How Growing Through Conflict Makes you a Better Human Being

Many relationships, marriages, partnerships, and alliances are ruined because the parties involved are too impatient to “allow conflicts to grow them”.

Conflict tests you to grow outside your comfort zone.   There is fear in conflict that stems from the stress of the conflict itself.  There is also that element of the unknown, not quite sure if you want to be outside your comfort zone, not sure if you will lose control or lose something you hold dear.  Every time you venture out of your comfort to learn and experience new things your fear zone gets smaller and your growth zones expands stretching into your performance zone.  The performance zone is where you become a better leader and better human being:

Here's how:

  • Makes you understand others – conflict can arise from differing viewpoints, values, or vision. When you gain new perspectives of an issue you find out what the other side of the conflict values or embraces.
  • Teaches you to be a better listener and communicator – when you are cognizant about learning you will see the opportunities presented to you to develop a deeper connection through paying attention and communicating on all levels.

  • Builds relationships - when you are able to resolve conflict in a relationship, it builds trust. You can feel secure knowing your personal or working relationship can survive challenges and disagreements.  Connections to people with varying viewpoints, skills and approaches will more engaging and interesting than limiting yourself to a group of one-dimensional redundant individuals.

  • Tests you to be truly authentic -  you will never know what you truly believe in until your values are tested.  Conflict shows you what you hold dear.  You want to be true to yourself, true to who you claim to be.  

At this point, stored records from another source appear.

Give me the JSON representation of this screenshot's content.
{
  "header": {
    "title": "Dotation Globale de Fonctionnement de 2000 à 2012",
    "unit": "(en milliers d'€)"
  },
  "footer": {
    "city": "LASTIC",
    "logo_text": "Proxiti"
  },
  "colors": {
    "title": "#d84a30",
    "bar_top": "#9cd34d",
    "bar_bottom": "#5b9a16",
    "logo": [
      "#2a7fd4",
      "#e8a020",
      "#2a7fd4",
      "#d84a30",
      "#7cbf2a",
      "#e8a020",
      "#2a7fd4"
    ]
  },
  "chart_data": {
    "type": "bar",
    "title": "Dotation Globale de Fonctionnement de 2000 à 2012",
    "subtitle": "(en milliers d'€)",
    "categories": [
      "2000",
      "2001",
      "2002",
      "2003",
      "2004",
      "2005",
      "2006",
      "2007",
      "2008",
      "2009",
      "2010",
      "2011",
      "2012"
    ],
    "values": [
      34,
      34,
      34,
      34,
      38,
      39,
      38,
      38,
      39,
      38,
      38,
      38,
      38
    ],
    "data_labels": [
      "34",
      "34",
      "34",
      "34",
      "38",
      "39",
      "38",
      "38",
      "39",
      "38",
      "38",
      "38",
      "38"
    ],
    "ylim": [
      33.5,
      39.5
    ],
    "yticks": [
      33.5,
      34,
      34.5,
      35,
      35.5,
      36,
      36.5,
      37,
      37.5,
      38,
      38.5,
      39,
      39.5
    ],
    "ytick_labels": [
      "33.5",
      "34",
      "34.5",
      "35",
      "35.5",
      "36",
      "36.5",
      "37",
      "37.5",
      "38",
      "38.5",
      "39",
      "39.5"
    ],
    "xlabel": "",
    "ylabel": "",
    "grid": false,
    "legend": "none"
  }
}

When you grow from conflict you are the person that actually gives inspiration to others who are watching how you respond in anxious situations.  When conflict arises, try to remember that last statement.  It will help you manage conflict moving forward?
Remember that  conflict is natural and happens in every ongoing relationship whether that be at work or in your personal life.  Since conflict is unavoidable you must learn to manage it.  The conflict may be a sign of a need for change and it is also an opportunity for growth, new understanding, and improved communication.  Any conflict you encounter can only be resolved if you address it calmly and appropriately.  Devise a plan on what you will do.  Decide how you are going to work with the other party to achieve resolution. 
Be the agent of calm. Regardless of whether you are dealing with your own conflict or being a sounding board for others, your response to the conflict can escalate or decrease the intensity of the problem.